Herd immunity is biological, while herd mentality is a psychological phenomenon. It implies the relation between our organic being and our behavior. The link between them is a learning process that “maintains compatibility between the operation of the organism and the environment”, as Maturana and Varela described in the Three of Knowledge. This is an ongoing evolutionary process that constantly puts at trial our ability to thrive by putting in motion mitigating and/or adapting responses to the system functioning, of which we are all part of.

Covid19 pandemic is yet another trial. Although it is too early to make the final assessment, the long-time built relation of trust between individuals and institutions in Sweden is showing results. It is helping to flatten the virus-spread curve without collapsing the country. It shows the importance of building effective institutions where boundaries between knowledge and action are managed “in ways that simultaneously enhance the salience, credibility, and legitimacy of the information they produce”, as Cash et al. recommended.
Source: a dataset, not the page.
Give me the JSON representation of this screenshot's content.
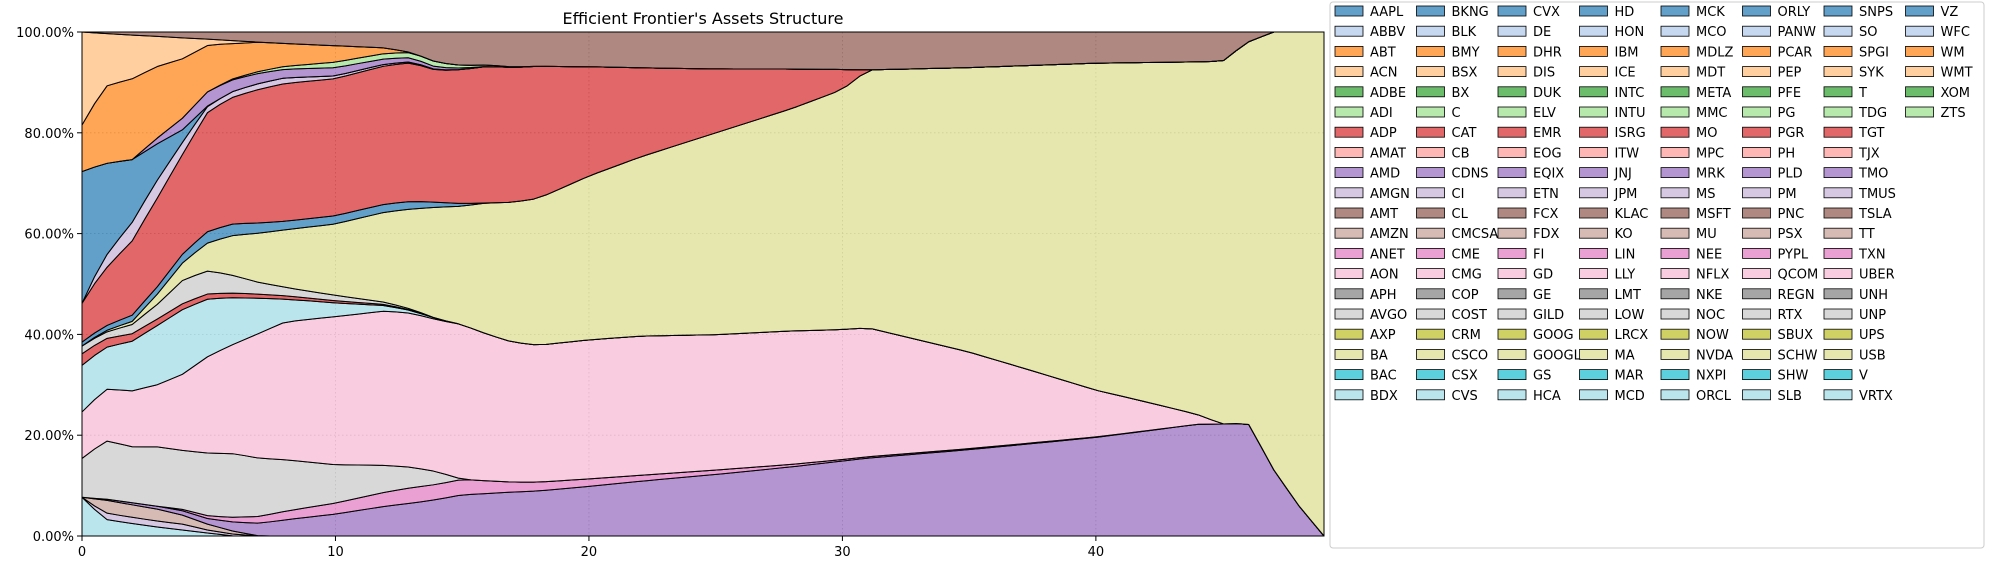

This manifests the central insight of systems theory, as Meadows puts it in the Limits to Growth: “Once we see the relationship between structure and behavior, we can begin to understand how systems work, what makes them produce poor results, and how to shift them into better behavior patterns. As our world continues to change rapidly and become more complex, systems thinking will help us manage, adapt, and see the wide range of choices we have before us. It is a way of thinking that gives us the freedom to identify root causes of problems and see new opportunities.”

These opportunities will arise from building trust among nations to strengthen the system we all are part of. They will not arise from isolation and egoism. Today more than ever, Covid19 has made evident the need of building stronger global institutions whose salience, credibility and legitimacy will overcome the boundaries of nation-state authority. Only this way can humanity be better prepared for Covid20, or whatever name the next pandemic might carry. Only this way can we understand that the future behavior for dealing with the Bat Effect must be based on trust, collaboration, knowledge, and personal responsibility.